Sometimes the solution is right in front of you? We’ll see how it plays out.

In any case, it is about the Luhmann method and how it is quite different from the standard org-roam workflow.

It was from 2022. Please verify my statement with the current feature set. I am not certain anymore if the title is required now and not in front of my computer to verify.

In any case, you can diminish the significance of the title in many ways: eg, How can I create a random note with a random unique file name in one go?

But I am in favour of a meaningful title with multiple headings with different but related “notes” in a single file-node, especially in case of notes on the same article/book/chapter.

It is possible (I have done it many times with vertico and with file-nodes — for example, try adding ID to the file in your capture template) but org-roam-node-find may display only one of them — this may sound like a fine difference, but relevant here. You can create them but the list displays only one of them.

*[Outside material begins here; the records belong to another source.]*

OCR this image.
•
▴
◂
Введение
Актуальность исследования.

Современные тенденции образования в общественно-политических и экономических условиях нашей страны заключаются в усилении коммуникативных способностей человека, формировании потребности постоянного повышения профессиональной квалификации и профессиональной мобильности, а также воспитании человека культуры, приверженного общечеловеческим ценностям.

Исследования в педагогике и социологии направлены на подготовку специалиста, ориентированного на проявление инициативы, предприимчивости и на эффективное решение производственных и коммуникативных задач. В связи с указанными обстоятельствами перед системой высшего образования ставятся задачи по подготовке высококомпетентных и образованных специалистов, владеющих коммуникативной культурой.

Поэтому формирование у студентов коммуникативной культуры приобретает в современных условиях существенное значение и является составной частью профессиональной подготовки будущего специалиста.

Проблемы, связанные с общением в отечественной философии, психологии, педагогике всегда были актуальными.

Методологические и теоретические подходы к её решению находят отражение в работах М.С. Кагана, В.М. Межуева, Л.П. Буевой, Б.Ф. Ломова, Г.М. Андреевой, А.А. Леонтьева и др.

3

If you do org-roam-find-node and then something like ivy-immediate-done, it will create the node without a title – just the date/timecode. Other packages have the same functionality, perhaps even barebones Emacs. It is usually mapped to Alt+Enter. I use Vertico on Doom Emacs and that is Doom’s keybinding, maybe it’s the same elsewhere.

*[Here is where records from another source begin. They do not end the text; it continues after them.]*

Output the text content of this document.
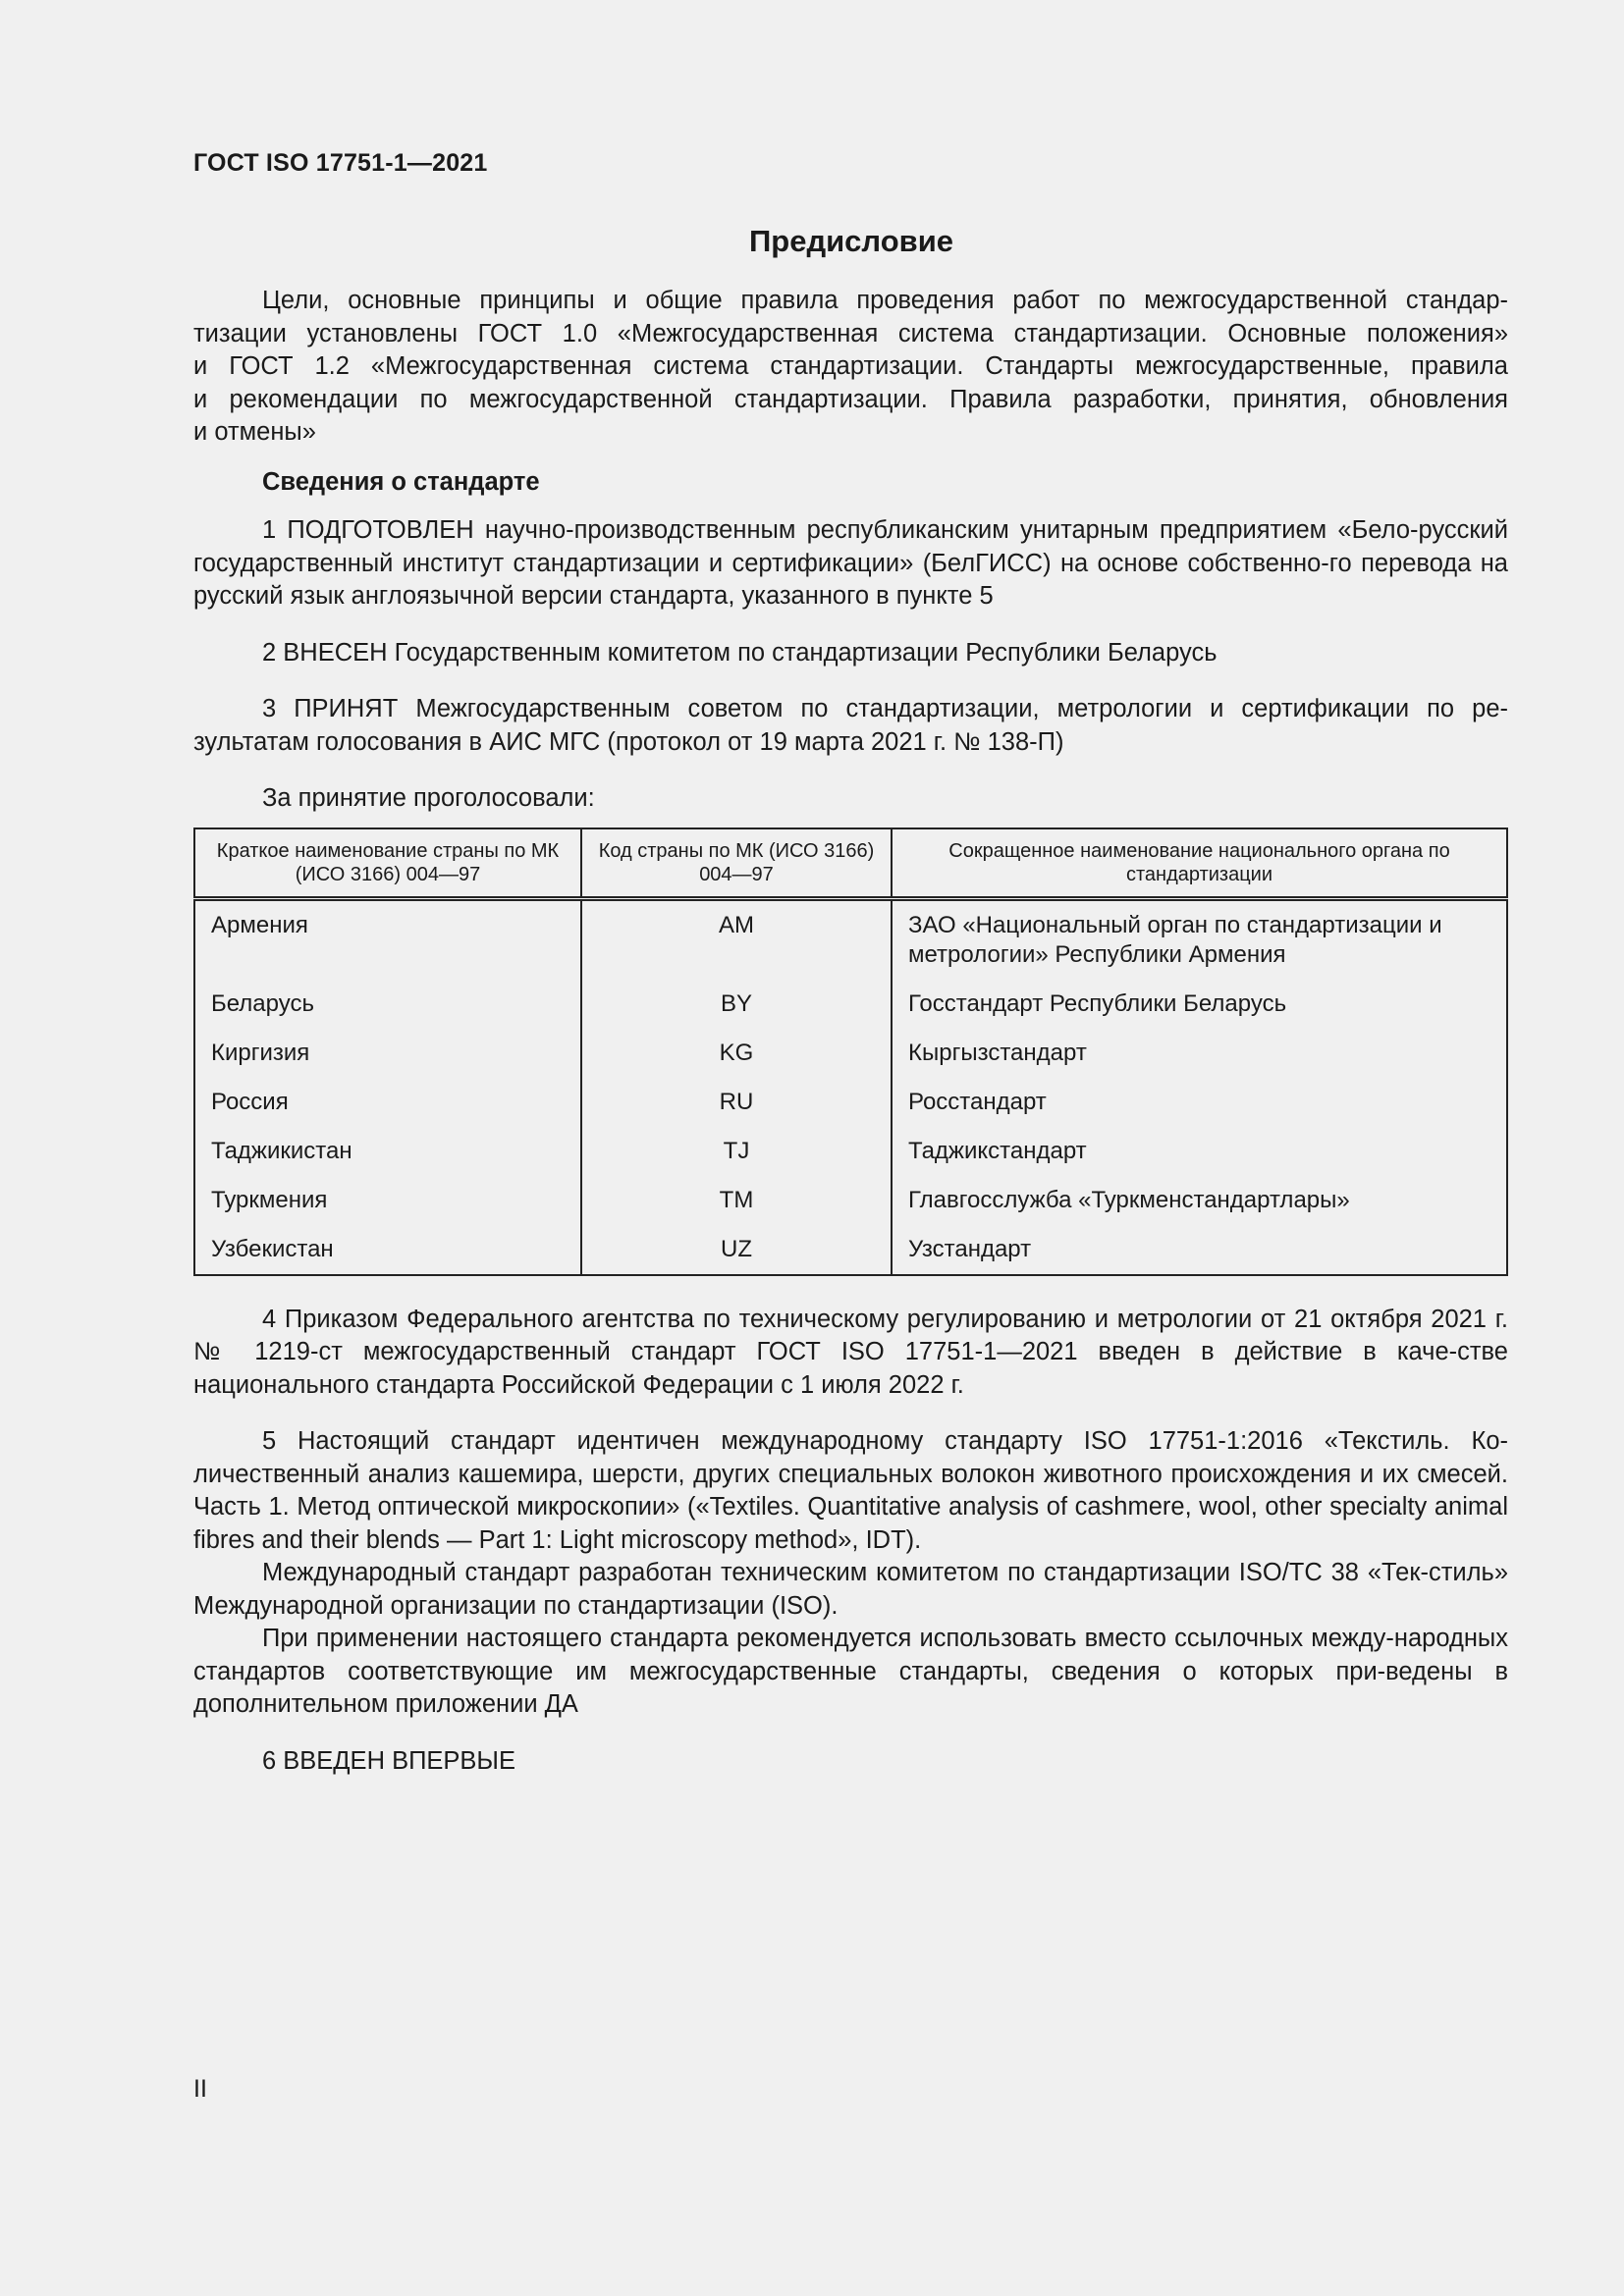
ГОСТ ISO 17751-1—2021
Предисловие
Цели, основные принципы и общие правила проведения работ по межгосударственной стандар-
тизации установлены ГОСТ 1.0 «Межгосударственная система стандартизации. Основные положения»
и ГОСТ 1.2 «Межгосударственная система стандартизации. Стандарты межгосударственные, правила
и рекомендации по межгосударственной стандартизации. Правила разработки, принятия, обновления
и отмены»

Сведения о стандарте

1 ПОДГОТОВЛЕН научно-производственным республиканским унитарным предприятием «Бело-русский государственный институт стандартизации и сертификации» (БелГИСС) на основе собственно-го перевода на русский язык англоязычной версии стандарта, указанного в пункте 5

2 ВНЕСЕН Государственным комитетом по стандартизации Республики Беларусь

3 ПРИНЯТ Межгосударственным советом по стандартизации, метрологии и сертификации по ре-зультатам голосования в АИС МГС (протокол от 19 марта 2021 г. № 138-П)

За принятие проголосовали:

Краткое наименование страны по МК (ИСО 3166) 004—97	Код страны по МК (ИСО 3166) 004—97	Сокращенное наименование национального органа по стандартизации

Армения	AM	ЗАО «Национальный орган по стандартизации и метрологии» Республики Армения
Беларусь	BY	Госстандарт Республики Беларусь
Киргизия	KG	Кыргызстандарт
Россия	RU	Росстандарт
Таджикистан	TJ	Таджикстандарт
Туркмения	TM	Главгосслужба «Туркменстандартлары»
Узбекистан	UZ	Узстандарт

4 Приказом Федерального агентства по техническому регулированию и метрологии от 21 октября 2021 г. № 1219-ст межгосударственный стандарт ГОСТ ISO 17751-1—2021 введен в действие в каче-стве национального стандарта Российской Федерации с 1 июля 2022 г.

5 Настоящий стандарт идентичен международному стандарту ISO 17751-1:2016 «Текстиль. Ко-личественный анализ кашемира, шерсти, других специальных волокон животного происхождения и их смесей. Часть 1. Метод оптической микроскопии» («Textiles. Quantitative analysis of cashmere, wool, other specialty animal fibres and their blends — Part 1: Light microscopy method», IDT).

Международный стандарт разработан техническим комитетом по стандартизации ISO/TC 38 «Тек-стиль» Международной организации по стандартизации (ISO).

При применении настоящего стандарта рекомендуется использовать вместо ссылочных между-народных стандартов соответствующие им межгосударственные стандарты, сведения о которых при-ведены в дополнительном приложении ДА

6 ВВЕДЕН ВПЕРВЫЕ

II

This all depends on the capture template - I think org-roam by default creates a time stamp on the file name

(("d" "default" plain "%?" :target
  (file+head "%<%Y%m%d%H%M%S>-${slug}.org" "#+title: ${title}
")
  :unnarrowed t))

Now if you want to create a node without any title - just change the title variable to the time variable too and just do press M-Enter in vertico for example, its very simple.

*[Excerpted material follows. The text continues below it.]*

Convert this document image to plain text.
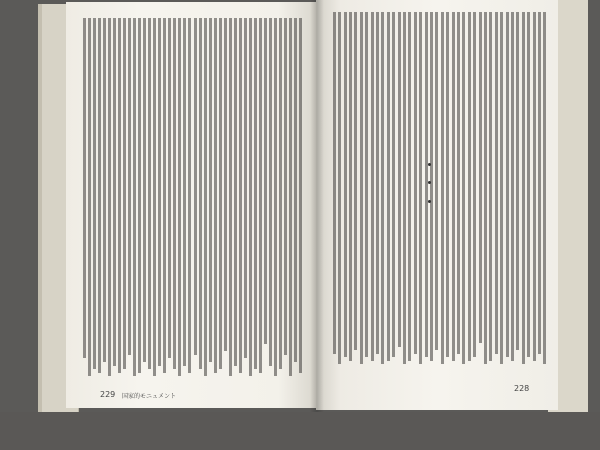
229 国家的モニュメント
228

Now regarding the problem of a node having the same exact title. This is a limitation in the completion framework, vertico in my case, each item has to be unique ! It is not trivial to even design a system that behaves in an other wise fashion.


Digression

My views regarding the zettlekasten method - Lehman maintained an elaborate physical note system that spanned rooms, it was a physical method of storing information. I came across another systems theorist somebody who only maintained diaries, since teenage years till death, pages and pages of information written linearly. There is no one method of notekeeping and neither will following a notekeeping system make somebody a systems theorist.

There is a basic difference between storing information physically versus digitally, spatial distribution. The same tricks of physical systems wont apply to digital notekeeping imo. If you have too many files overly fragmented, your monitor would be a bottleneck in how many files you can see in one go.